The current status of the dattobd driver can be read from the file /proc/datto-info. This is a JSON-formatted file with 2 fields: a version number "version" and an array of "devices". Each device has the following fields:

  • minor: The minor number of the snapshot (for identification purposes).
  • cow_file: The path to the cow file relative to the mountpoint of the block device. If the device is in an unverified state, the path is presented as it was given to the driver.
  • block_device: The block device being tracked by this device.
  • max_cache: The maximum amount of memory that may be used to cache metadata for this device (in bytes).

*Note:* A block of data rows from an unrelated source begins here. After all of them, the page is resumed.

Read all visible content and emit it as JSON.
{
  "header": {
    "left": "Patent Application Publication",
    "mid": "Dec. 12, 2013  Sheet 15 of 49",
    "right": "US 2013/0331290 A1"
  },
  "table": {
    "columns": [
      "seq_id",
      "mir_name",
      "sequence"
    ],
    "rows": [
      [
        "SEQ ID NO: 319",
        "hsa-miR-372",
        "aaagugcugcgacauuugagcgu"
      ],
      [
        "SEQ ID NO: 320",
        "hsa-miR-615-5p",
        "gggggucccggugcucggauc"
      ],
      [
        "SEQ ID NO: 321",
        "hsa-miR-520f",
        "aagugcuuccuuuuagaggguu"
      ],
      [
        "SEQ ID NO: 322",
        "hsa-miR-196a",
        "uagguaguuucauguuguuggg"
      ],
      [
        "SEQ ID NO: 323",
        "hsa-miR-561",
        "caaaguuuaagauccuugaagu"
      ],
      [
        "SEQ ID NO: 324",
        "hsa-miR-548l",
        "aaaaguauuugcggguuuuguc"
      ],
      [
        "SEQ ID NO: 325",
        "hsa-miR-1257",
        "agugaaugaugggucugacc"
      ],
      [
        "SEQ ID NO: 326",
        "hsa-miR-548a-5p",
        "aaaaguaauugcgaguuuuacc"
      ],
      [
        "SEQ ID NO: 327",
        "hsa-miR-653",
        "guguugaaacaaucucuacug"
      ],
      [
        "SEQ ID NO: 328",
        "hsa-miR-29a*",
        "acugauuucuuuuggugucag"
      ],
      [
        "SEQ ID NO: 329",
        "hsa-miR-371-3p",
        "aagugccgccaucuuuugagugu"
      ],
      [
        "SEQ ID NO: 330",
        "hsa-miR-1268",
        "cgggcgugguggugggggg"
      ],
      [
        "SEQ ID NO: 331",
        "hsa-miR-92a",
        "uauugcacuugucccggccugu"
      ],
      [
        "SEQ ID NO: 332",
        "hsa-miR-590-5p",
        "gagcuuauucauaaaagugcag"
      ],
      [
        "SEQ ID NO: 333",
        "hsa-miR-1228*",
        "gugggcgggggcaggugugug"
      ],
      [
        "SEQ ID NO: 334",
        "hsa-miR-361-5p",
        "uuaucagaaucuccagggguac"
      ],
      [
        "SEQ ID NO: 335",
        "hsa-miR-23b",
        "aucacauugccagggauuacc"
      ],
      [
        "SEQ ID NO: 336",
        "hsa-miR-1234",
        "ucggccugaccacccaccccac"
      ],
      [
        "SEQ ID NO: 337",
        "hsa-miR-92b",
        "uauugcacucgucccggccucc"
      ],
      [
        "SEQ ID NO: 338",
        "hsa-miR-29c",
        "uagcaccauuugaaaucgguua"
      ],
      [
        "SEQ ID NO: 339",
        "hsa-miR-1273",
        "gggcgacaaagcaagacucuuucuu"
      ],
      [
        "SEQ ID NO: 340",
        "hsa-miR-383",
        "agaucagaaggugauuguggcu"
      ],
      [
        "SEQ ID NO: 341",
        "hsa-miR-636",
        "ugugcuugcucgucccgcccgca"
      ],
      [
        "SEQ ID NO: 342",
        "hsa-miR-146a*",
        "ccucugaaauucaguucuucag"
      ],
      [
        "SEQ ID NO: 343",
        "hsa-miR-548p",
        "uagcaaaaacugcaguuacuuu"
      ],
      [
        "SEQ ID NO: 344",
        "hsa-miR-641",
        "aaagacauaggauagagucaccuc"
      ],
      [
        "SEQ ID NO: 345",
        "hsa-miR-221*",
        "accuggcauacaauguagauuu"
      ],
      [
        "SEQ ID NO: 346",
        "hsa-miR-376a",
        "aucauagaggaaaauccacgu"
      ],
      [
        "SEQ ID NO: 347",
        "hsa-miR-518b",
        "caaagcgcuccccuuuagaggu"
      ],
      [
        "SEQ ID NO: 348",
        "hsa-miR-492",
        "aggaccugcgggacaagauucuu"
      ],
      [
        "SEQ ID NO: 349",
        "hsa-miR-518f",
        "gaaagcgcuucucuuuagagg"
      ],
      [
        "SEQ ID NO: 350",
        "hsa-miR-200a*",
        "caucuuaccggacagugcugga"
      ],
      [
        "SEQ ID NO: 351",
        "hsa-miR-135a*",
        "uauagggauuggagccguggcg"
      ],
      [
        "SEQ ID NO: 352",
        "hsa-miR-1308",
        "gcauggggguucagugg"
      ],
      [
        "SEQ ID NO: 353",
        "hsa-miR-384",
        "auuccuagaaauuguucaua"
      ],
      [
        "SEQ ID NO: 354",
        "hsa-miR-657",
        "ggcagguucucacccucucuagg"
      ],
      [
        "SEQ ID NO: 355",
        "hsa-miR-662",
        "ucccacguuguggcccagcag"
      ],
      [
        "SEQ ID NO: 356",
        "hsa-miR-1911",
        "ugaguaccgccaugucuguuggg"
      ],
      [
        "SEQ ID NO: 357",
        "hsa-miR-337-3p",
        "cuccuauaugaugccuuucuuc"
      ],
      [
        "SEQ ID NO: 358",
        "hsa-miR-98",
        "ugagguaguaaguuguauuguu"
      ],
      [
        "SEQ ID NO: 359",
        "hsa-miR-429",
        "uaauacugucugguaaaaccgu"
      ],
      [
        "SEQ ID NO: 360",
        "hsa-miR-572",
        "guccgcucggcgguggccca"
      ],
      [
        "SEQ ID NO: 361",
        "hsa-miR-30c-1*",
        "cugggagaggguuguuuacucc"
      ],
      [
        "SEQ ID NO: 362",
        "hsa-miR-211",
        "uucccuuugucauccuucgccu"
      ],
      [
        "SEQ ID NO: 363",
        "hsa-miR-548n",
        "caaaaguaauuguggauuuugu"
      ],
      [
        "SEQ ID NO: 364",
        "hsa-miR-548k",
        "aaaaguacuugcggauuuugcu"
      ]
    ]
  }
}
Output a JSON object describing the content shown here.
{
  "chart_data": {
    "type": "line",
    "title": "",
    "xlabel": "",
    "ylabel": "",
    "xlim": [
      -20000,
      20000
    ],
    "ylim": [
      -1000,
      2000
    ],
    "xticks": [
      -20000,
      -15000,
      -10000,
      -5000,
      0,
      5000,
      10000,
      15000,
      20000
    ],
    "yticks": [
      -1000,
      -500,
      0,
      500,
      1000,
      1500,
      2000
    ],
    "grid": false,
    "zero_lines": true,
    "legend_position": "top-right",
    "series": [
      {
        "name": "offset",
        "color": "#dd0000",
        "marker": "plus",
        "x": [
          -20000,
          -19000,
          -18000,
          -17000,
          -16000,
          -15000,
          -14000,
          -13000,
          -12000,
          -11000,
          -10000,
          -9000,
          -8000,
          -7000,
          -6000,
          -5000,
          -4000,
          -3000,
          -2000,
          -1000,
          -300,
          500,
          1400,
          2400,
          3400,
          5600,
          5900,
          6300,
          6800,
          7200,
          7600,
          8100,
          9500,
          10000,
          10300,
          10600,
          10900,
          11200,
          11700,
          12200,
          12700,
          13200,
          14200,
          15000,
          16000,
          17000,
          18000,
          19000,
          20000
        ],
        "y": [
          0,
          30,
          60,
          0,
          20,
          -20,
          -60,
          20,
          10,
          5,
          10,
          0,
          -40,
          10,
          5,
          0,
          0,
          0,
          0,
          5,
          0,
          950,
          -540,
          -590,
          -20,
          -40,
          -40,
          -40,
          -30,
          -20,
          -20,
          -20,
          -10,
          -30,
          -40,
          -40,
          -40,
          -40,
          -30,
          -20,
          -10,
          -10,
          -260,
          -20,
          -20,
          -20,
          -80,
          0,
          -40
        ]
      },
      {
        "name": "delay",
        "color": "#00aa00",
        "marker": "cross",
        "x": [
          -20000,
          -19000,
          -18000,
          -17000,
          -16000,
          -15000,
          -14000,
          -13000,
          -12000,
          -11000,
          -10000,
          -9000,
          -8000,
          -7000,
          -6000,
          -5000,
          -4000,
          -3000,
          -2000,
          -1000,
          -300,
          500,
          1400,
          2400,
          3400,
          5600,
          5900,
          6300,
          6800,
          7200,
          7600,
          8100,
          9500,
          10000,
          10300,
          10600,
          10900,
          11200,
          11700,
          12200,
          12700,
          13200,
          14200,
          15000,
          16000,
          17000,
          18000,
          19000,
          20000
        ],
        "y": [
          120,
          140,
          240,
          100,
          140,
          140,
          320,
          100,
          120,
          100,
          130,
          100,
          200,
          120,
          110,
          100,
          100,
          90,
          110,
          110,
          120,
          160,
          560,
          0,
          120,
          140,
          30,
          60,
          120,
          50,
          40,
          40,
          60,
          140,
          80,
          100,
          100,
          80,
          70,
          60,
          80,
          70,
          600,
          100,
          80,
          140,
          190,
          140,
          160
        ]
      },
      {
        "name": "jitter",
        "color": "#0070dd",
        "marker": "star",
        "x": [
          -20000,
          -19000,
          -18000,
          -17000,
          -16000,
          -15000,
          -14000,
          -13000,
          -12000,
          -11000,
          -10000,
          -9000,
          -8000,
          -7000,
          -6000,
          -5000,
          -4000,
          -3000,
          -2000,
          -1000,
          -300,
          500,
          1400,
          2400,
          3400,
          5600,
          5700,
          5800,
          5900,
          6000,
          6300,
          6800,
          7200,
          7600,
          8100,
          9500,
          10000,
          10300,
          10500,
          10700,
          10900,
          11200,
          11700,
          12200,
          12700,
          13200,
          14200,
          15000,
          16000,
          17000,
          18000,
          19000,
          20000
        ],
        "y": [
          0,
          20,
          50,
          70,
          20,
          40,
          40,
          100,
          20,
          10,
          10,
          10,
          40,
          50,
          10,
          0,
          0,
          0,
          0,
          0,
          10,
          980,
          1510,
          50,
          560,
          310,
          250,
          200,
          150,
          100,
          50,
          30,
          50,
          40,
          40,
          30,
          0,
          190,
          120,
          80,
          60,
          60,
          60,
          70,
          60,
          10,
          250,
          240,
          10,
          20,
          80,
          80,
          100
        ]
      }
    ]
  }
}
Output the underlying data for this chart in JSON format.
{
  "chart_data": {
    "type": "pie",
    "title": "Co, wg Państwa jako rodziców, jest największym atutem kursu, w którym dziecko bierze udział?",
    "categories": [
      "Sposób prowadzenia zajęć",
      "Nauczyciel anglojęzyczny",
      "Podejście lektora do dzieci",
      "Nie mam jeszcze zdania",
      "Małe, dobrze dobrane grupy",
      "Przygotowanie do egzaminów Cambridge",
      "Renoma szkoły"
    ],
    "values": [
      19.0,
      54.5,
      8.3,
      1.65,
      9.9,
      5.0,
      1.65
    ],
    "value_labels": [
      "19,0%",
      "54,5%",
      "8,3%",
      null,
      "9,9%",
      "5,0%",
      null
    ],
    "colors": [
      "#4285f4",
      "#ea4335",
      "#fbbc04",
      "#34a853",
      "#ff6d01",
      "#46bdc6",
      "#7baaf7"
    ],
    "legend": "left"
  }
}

  • fallocate: The preallocated size of the cow file (in bytes). This will not be printed if the device is in the unverified state.
  • seq_id: The sequence id of the snapshot. This number starts at 1 for new snapshots and is incremented on each transition to snapshot.
  • uuid: Uniquely identifies a series of snapshots. It is not changed on state transition.
  • error: This field will only be present if the device has failed. It shows the linux standard error code indicating what went wrong. More specific info is printed to dmesg.
  • state: An integer representing the current working state of the device. There are 6 possible states; for more info on these refer to STRUCTURE.md.
    • 0 = dormant incremental
    • 1 = dormant snapshot
    • 2 = active incremental
    • 3 = active snapshot
    • 4 = unverified incremental
    • 5 = unverified snapshot
  • nr_changed_blocks: The number of blocks that have changed since the last snapshot.
  • version: Version of the on-disk format of the COW header.